La notion de stratégie telle que nous la concevons, nous parlementaires communistes, j’en ai personnellement retenu trois mots. On a un objectif, être le plus efficaces possible contre la politique libérale. On n’a jamais vécu une politique aussi à droite. Il existe des alternatives politiques qu’il faut travailler, expliquer. Un principe pour l’ensemble du Parti communiste et des progressistes : il faut que nous soyons nous-mêmes. Qu’on arrête d’être tétanisés par ce que peuvent penser les autres et leurs façons de faire. Nous avons notre analyse, nous devons peser dans la société, « Jouons notre basket » et c’est à partir de là qu’on pourra créer des rassemblements qui permettront de peser sur le cours des choses. Troisième idée, c’est une pratique : chaque fois qu’on le peut, créer des convergences. Pas des associations d’appareils mais faire la clarté dans les différences, sans gommer les différences. Depuis un an, c’est ce que nous avons fait chaque fois que nous l’avons pu. On a saisi sept fois le Conseil constitutionnel : il fallait les signatures des socialistes, des Insoumis, on les a eues. Pour la motion de censure, le travail que nous avons fait nous a permis de déposer une motion de censure commune entre les trois groupes de gauche, qui nous ont confié la première place pour nous exprimer au nom des trois groupes parlementaires. Tout cela ne vient pas d’une instrumentalisation politique mais d’une pratique qui n’est pas un repli sur soi, ni une pratique de boutiquier. Ce qui nous intéresse, c’est le peuple, l’efficacité de notre action politique. C’est de pouvoir peser sur le cours des choses.

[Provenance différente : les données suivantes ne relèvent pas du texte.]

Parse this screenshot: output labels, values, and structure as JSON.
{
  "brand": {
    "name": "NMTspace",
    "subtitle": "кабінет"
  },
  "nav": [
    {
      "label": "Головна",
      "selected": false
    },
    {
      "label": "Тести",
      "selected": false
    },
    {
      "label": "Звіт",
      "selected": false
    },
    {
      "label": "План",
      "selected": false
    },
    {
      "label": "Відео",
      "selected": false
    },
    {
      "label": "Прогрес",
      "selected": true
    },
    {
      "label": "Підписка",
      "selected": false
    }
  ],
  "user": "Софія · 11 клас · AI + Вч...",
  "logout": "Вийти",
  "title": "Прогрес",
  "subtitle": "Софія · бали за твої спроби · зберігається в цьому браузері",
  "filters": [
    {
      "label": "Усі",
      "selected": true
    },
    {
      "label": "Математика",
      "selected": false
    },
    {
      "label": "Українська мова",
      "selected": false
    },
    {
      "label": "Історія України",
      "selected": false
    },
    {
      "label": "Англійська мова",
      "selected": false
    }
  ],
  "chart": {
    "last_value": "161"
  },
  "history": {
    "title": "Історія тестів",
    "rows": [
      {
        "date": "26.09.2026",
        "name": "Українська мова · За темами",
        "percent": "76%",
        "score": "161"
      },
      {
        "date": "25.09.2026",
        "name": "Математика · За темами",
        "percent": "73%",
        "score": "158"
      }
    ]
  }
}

Si demain on veut bousculer l’organisation de notre pays, le système politique, l’organisation du monde, on ne le fera pas tout seuls, on le fera avec d’autres, on le fera sur la base de la clarté, on le fera en étant respecté et en étant respectueux des autres.

Valérie Lesage 

Le vrai danger social, c’est la cohérence des politiques menées depuis des décennies, qui détruit les conquis sociaux.

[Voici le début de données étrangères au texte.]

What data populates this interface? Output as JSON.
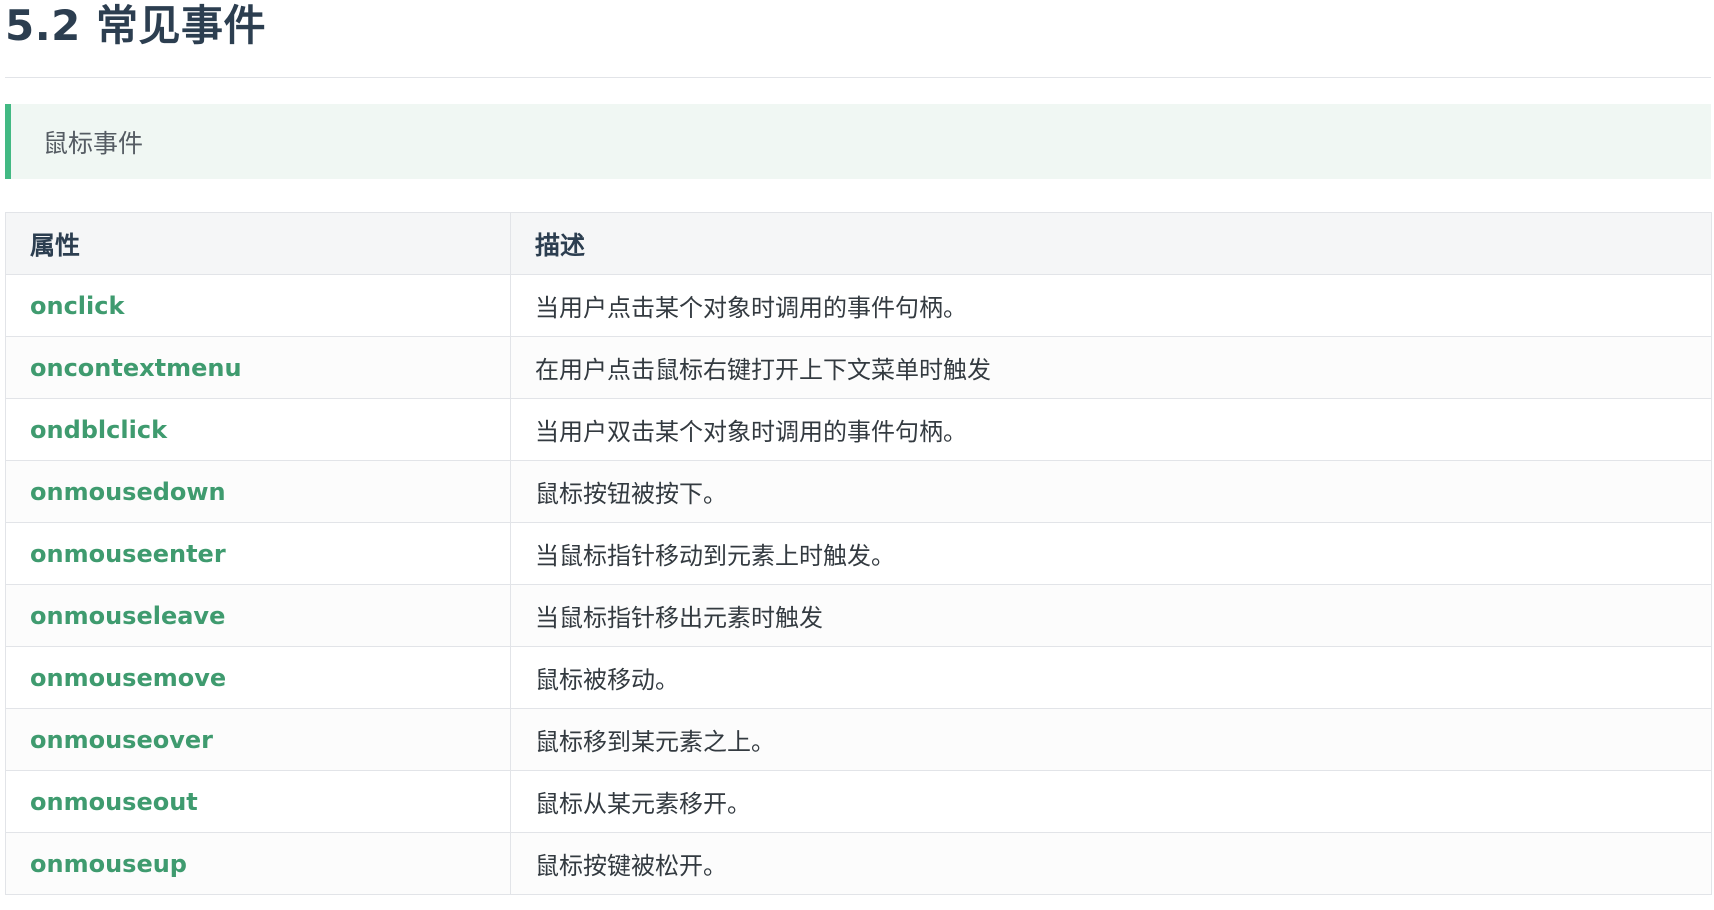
{
  "heading": "5.2 常见事件",
  "tip": "鼠标事件",
  "table": {
    "headers": [
      "属性",
      "描述"
    ],
    "rows": [
      {
        "attr": "onclick",
        "desc": "当用户点击某个对象时调用的事件句柄。"
      },
      {
        "attr": "oncontextmenu",
        "desc": "在用户点击鼠标右键打开上下文菜单时触发"
      },
      {
        "attr": "ondblclick",
        "desc": "当用户双击某个对象时调用的事件句柄。"
      },
      {
        "attr": "onmousedown",
        "desc": "鼠标按钮被按下。"
      },
      {
        "attr": "onmouseenter",
        "desc": "当鼠标指针移动到元素上时触发。"
      },
      {
        "attr": "onmouseleave",
        "desc": "当鼠标指针移出元素时触发"
      },
      {
        "attr": "onmousemove",
        "desc": "鼠标被移动。"
      },
      {
        "attr": "onmouseover",
        "desc": "鼠标移到某元素之上。"
      },
      {
        "attr": "onmouseout",
        "desc": "鼠标从某元素移开。"
      },
      {
        "attr": "onmouseup",
        "desc": "鼠标按键被松开。"
      }
    ]
  }
}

Car il s’agit bien d’une avalanche de mesures et de lois délibérément conçue dans un état d’esprit de « guerre éclair » à faire subir au monde du travail, que Fillon ne s’était pas caché de vouloir mener et que Macron, en homme de la finance et en président des riches, poursuit, accélère ouvertement, sans complexe et avec tout le mépris que nous lui connaissons !

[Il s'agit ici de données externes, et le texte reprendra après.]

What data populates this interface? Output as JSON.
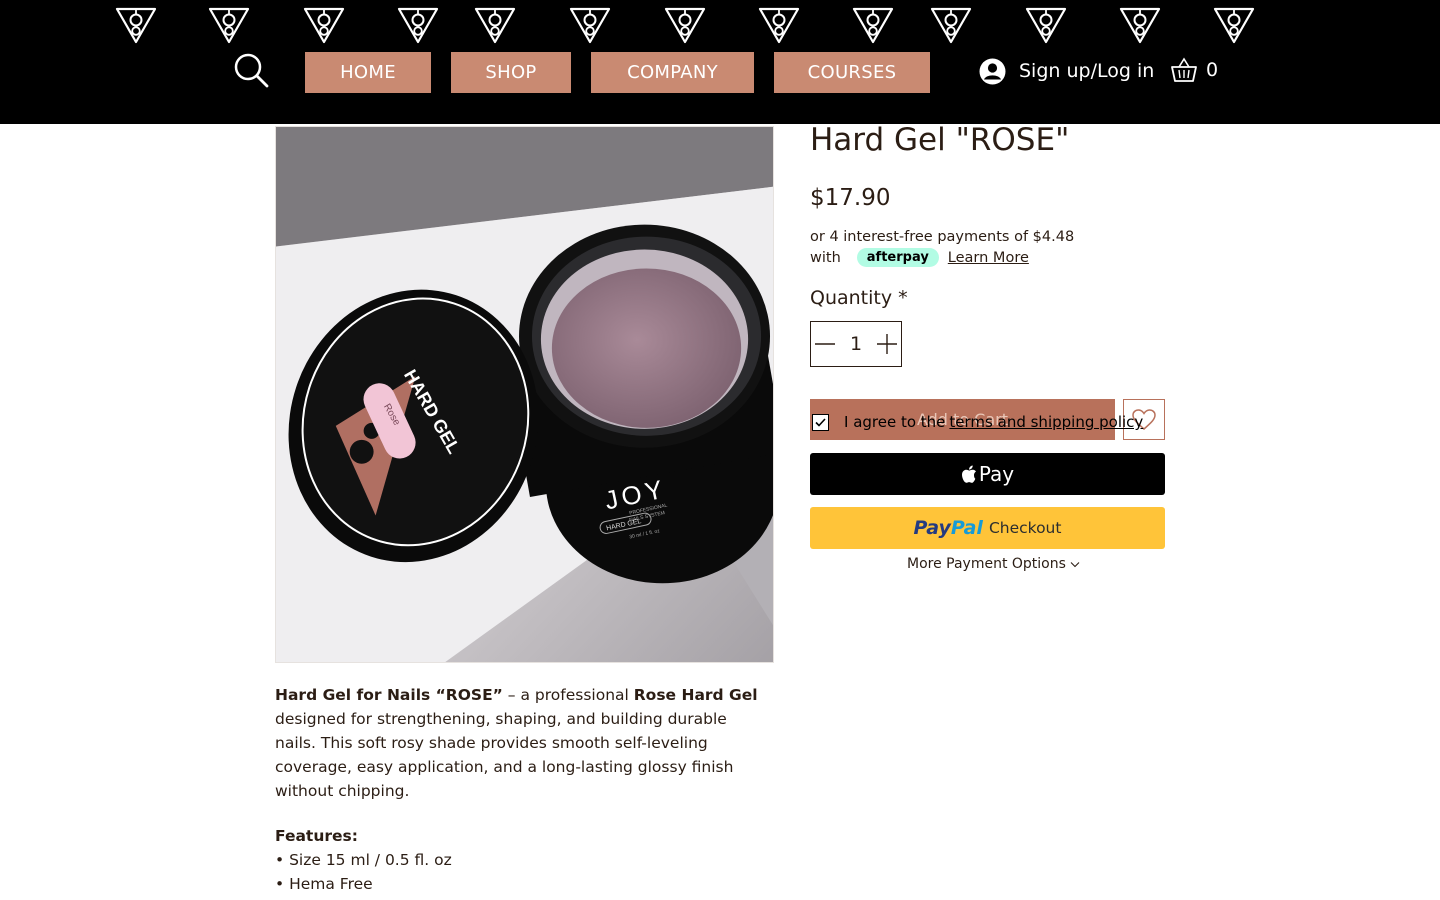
{
  "nav": {
    "items": [
      "HOME",
      "SHOP",
      "COMPANY",
      "COURSES"
    ],
    "login_label": "Sign up/Log in",
    "cart_count": "0"
  },
  "product": {
    "title": "Hard Gel \"ROSE\"",
    "price": "$17.90",
    "afterpay_line1": "or 4 interest-free payments of $4.48",
    "afterpay_with": "with",
    "afterpay_brand": "afterpay",
    "learn_more": "Learn More",
    "quantity_label": "Quantity",
    "quantity_required": "*",
    "quantity_value": "1",
    "add_to_cart": "Add to Cart",
    "agree_text": "I agree to the",
    "terms_link": "terms and shipping policy",
    "apple_pay": "Pay",
    "paypal_pay": "Pay",
    "paypal_pal": "Pal",
    "paypal_checkout": "Checkout",
    "more_payment": "More Payment Options",
    "image_text": {
      "lid_label": "HARD GEL",
      "lid_shade": "Rose",
      "jar_brand": "JOY",
      "jar_sub1": "PROFESSIONAL",
      "jar_sub2": "NAILS SYSTEM",
      "jar_type": "HARD GEL",
      "jar_volume": "30 ml / 1 fl. oz"
    }
  },
  "description": {
    "p1_bold1": "Hard Gel for Nails “ROSE”",
    "p1_text1": " – a professional ",
    "p1_bold2": "Rose Hard Gel",
    "p1_text2": " designed for strengthening, shaping, and building durable nails. This soft rosy shade provides smooth self-leveling coverage, easy application, and a long-lasting glossy finish without chipping.",
    "features_title": "Features:",
    "features": [
      "• Size 15 ml / 0.5 fl. oz",
      "• Hema Free"
    ]
  },
  "colors": {
    "header_bg": "#000000",
    "nav_button": "#c98a72",
    "add_to_cart": "#b8715b",
    "text": "#2b1d14",
    "afterpay": "#b2fce4",
    "paypal": "#ffc439"
  },
  "icons": [
    "brand-logo-icon",
    "search-icon",
    "user-avatar-icon",
    "cart-basket-icon",
    "minus-icon",
    "plus-icon",
    "heart-icon",
    "check-icon",
    "apple-icon",
    "chevron-down-icon"
  ]
}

Si l’on met bout à bout l’ensemble des lois et projets de loi voulus par ce gouvernement, on voit bien, il me semble, que Macron, son gouvernement et sa majorité de députés godillots, jugent la période propice à faire basculer dans le néant l’ensemble des conquêtes sociales !

Et ils s’appuient pour cela sur toutes les lois régressives imposées depuis trente ans, et particulièrement ces trois derniers quinquennats, de 2002 à 2017, qui ont vu s’accélérer et s’intensifier les politiques d’austérité et de remodelage social réactionnaire. Quelques exemples : loi Rebsamen, Pacte de solidarité et de croissance, loi Sécuritaire, loi El Khomri, loi Travail, les lois santé successives…

La politique de Macron sape les piliers sociaux de la société française

Nous le voyons bien, les services publics, le droit du travail, la Sécurité sociale, ces trois piliers de la société française qui ont donné une portée concrète aux valeurs républicaines de liberté, d’égalité et de solidarité, sont minés, sapés, dynamités sous l’effet de bombes à retardement que sont respectivement :

– les directives européennes de mise en concurrence des services publics avec la complicité active de chaque État membre, la France notamment ;

– les lois de dérégulation du droit du travail et les dernières en date, les lois El Khomri et les ordonnances Macron ;

– toutes les lois qui, à la suite du plan Juppé, ont poursuivi inlassablement l’extinction de la démocratie sociale et la remise en cause de la cotisation sociale pour faire monter la fiscalisation comme mode de financement, détruire le système actuel issu du Programme national de la Résistance et assis sur la solidarité.

Macron estime que la structuration de nos droits sociaux a été suffisamment massacrée pour qu’il puisse faire effondrer toute l’architecture des progrès sociaux conquis depuis un siècle, et particulièrement ceux gagnés à partir de la Libération en 1945. (Cf. Denis Kessler.)

Le gouvernement poursuit donc son objectif en cette rentrée : dans l’agenda social, plusieurs dossiers qui, selon ce que nous pourrons faire reculer et gagner ou pas, changeront concrètement et durablement la vie des salariés, des fonctionnaires, des retraités, des privés d’emploi et plus largement des populations.

– En septembre, l’Assurance chômage, avec la volonté affichée du gouvernement d’introduire une dégressivité des allocations chômage, et une nouvelle fois de passer par-dessus la négociation paritaire, organisations syndicales des salariés et patronat, avec cette volonté d’étatiser l’assurance chômage, la Sécurité sociale en transformant la cotisation sociale en impôt tout en dédouanant le patronat.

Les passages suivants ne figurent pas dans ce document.